第156話言い争い
「何よ、このホモ!」
「そんな言い方ないじゃないですか」
総務部で言い争いが始まった。事の発端は女子部員と神崎の2人の仕事の連携が上手く行かずミスが発生してしまった。互いの仕事の
「どうしたんだ、神崎」
俊哉は神崎と女子部員にそれぞれ話を聞いた。しかし双方感情的になっており、話が食い違う。
「それぞれ1人づつ話を聞くから神崎はデスクに戻って」
俊哉は女子社員から事情を聞いた。その話からは双方の連絡ミスが原因だった。細かく確認、連絡し合えればできた仕事だった。
「どうせ主任は神崎の肩を持つんでしょう」
「いや、そんな事は無い。喧嘩両成敗ではないが君にも落ち度があった」
「そもそもホモとかと仕事が上手く行く訳ないじゃないですか」
「そんな事は仕事上では関係の無い話だ」
俊哉は続けた。
「君は仕事も出来るし私は評価している。確かに神崎のミスはミスだ。起きてしまった事は仕方がない。お互いに協力し合って仕事を続けて欲しい」
俊哉は女子社員の普段ある不平や不満を聞いた。女子社員からは芋づるのように出てきた。普段からゲイに対して嫌悪感を抱いているようだ。
「君のいう事はわかった。三洋商事は多様化を目指している。その中に私も入っている。だから君にもそれを全て理解しろとは言わない。こんな人も居るな、程度で接してほしい。あと、ホモと言う言葉は慎みなさい。ゲイが良い」
全て吐き出したのか女子社員は満足してデスクに戻った。今度は神崎の番だ。
「主任、ホモとは酷い言い方ですよ」
「いや、それは彼女の言い過ぎだ。注意しておいた」
神崎も感情的になっている。そうした時、感情的な部分を刺激せず、ゆっくりと話を聞いてあげる。これは浩一郎から教わったテクニックだ。

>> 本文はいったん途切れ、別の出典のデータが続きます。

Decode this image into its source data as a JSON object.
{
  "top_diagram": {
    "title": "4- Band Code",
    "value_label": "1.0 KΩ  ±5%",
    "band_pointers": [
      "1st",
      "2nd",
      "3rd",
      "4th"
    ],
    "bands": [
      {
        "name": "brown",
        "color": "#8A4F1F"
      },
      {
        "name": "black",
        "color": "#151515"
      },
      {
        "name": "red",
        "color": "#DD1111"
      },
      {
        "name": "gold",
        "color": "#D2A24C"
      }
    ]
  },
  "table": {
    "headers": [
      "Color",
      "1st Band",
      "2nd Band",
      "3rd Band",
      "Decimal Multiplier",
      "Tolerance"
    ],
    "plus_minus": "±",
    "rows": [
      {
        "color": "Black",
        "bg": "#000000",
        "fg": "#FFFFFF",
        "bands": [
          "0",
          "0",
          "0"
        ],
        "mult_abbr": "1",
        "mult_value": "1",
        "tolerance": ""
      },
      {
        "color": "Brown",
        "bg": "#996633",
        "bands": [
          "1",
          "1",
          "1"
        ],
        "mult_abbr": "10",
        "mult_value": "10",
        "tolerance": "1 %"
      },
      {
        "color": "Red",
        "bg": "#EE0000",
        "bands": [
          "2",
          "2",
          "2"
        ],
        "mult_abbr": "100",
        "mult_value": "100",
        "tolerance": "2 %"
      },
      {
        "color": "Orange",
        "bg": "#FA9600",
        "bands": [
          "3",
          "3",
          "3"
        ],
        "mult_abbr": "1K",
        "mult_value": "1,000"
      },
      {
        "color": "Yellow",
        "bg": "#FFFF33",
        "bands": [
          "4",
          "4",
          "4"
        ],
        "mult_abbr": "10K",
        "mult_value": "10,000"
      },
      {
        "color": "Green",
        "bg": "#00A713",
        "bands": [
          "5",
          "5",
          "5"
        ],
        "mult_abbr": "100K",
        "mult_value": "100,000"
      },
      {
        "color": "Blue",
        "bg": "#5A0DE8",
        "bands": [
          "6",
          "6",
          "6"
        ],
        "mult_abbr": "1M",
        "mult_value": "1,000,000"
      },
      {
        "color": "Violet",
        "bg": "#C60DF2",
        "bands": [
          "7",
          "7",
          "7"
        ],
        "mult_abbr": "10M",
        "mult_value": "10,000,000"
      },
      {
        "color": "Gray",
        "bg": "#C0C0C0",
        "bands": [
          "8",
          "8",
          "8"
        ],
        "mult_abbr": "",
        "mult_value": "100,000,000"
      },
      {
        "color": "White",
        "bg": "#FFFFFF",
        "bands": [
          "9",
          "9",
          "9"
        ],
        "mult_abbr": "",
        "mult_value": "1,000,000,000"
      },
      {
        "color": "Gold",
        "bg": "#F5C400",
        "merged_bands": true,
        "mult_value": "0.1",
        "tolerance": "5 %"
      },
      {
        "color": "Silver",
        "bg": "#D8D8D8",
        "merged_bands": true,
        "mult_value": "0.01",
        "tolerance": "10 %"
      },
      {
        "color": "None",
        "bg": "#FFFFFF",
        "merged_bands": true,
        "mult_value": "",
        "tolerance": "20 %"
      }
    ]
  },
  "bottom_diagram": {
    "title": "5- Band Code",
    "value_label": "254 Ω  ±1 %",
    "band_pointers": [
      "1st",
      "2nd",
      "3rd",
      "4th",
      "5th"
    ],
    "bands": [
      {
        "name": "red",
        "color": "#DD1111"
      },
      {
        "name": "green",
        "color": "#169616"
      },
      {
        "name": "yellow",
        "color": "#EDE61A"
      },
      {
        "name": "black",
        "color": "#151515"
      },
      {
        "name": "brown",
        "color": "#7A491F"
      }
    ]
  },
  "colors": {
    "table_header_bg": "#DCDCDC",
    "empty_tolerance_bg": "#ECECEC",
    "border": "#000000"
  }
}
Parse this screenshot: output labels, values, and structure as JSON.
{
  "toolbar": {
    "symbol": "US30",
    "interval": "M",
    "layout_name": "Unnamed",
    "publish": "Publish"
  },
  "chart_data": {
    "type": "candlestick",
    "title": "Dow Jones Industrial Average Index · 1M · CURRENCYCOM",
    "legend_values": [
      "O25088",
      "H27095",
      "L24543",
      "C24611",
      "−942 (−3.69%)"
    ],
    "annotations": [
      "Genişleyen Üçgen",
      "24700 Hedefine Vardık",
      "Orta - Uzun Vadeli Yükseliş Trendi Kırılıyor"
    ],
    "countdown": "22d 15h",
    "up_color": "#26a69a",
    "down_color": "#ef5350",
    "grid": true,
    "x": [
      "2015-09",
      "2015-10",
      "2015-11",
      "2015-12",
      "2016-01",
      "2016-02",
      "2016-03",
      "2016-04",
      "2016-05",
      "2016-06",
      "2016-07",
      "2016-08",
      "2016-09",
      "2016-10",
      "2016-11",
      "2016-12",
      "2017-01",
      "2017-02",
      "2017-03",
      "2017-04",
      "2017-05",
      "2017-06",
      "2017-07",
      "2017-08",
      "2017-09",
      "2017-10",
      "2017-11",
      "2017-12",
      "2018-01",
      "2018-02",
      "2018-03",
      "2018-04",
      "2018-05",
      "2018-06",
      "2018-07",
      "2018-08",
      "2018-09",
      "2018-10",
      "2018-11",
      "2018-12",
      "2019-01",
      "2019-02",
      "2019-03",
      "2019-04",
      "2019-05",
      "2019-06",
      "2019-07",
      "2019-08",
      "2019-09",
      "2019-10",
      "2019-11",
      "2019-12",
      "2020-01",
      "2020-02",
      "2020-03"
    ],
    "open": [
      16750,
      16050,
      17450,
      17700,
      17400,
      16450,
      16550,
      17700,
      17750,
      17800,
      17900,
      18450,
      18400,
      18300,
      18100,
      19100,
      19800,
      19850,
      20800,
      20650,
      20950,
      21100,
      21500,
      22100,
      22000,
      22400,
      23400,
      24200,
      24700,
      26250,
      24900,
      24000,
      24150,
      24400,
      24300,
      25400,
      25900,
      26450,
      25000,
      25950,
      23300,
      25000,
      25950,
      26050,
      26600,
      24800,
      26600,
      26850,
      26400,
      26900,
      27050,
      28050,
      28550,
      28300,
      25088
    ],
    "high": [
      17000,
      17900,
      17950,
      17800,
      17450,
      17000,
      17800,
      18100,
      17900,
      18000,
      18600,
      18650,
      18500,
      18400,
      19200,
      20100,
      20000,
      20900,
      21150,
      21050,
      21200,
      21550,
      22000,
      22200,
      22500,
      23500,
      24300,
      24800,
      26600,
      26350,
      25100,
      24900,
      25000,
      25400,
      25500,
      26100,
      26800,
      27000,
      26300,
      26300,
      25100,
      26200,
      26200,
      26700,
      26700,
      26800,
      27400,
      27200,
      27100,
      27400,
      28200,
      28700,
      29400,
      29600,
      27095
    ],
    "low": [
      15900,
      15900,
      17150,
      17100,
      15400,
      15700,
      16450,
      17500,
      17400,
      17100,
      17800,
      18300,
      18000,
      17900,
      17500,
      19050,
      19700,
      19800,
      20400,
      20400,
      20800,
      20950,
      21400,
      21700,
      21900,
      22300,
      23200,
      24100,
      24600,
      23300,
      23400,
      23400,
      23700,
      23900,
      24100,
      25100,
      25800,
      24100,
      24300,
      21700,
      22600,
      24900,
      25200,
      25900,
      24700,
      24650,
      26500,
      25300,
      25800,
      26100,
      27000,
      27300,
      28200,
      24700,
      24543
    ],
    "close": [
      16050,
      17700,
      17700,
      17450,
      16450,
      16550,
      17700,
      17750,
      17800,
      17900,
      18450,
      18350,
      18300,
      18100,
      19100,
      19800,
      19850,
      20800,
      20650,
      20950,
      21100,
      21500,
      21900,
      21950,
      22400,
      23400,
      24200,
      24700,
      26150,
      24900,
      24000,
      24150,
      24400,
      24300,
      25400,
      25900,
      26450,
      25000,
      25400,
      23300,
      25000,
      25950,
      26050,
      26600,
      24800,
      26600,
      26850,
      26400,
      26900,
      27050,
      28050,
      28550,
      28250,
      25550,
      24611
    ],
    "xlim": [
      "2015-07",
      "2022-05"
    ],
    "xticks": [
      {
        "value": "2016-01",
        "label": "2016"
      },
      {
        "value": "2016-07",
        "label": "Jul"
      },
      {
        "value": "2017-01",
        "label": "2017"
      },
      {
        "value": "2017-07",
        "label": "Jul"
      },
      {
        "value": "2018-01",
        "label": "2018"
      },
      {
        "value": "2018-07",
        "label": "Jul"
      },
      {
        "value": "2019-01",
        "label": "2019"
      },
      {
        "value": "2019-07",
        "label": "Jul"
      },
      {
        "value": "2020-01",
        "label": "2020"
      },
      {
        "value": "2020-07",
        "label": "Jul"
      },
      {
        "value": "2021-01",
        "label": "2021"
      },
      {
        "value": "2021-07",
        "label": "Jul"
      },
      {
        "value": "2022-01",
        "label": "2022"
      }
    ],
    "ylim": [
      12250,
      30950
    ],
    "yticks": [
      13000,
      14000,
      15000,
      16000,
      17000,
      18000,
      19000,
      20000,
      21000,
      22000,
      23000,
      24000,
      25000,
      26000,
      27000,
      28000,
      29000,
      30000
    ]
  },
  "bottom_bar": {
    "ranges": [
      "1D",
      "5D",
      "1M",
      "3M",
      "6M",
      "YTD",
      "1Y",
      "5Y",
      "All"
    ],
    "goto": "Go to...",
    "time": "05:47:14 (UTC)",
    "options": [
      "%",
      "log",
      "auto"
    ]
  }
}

「しかし神崎。君も仕事を突き進んでしまう傾向がある。1人ならそれで良いんだが誰かと共同して仕事をする場合は足並みを揃えないといけない。例え相手が自分に好意を持っていなくても大人としての対応を求められる」
俊哉は神崎を説得している。実際神崎は仕事を任せられるほど成長した。俊哉もそれを好ましく思っている。
「総務部では連携が大切だ。勿論1人で仕事をする場面も多いが、チームワークを必要とする大きな仕事もある。だからそんな時ほど冷静になれ」
神崎は納得していない様子だ。俊哉はそれも見越して話をしている。
「いいか、神崎。ゲイとカミングアウトしたのはそう言ったトラブルもあると言う前提でしないといけなかった。しかし神崎はその覚悟でカミングアウトしたわけだ」
俊哉も直面した問題だ。
「だから堂々としていろ。仕事に集中しろ。差別に負けるな。跳ね返してしまえ。そして仕事を確実に成功させろ」
これは神崎に言っただけではない。俊哉自身にも言い聞かせるための言葉である。今まで顕在化されてきていなかった事だがあちらこちらで部員同士の小さな摩擦が起きている事が俊哉にとっても気になっていた。男と女、それぞれ人間だがまるで違う事を俊哉は痛感している。それですら難しいのにトランスジェンダー、ゲイ、レズビアンとなるとさらに複雑になっていく。俊哉も何か手を打たないといけないな、と感じている。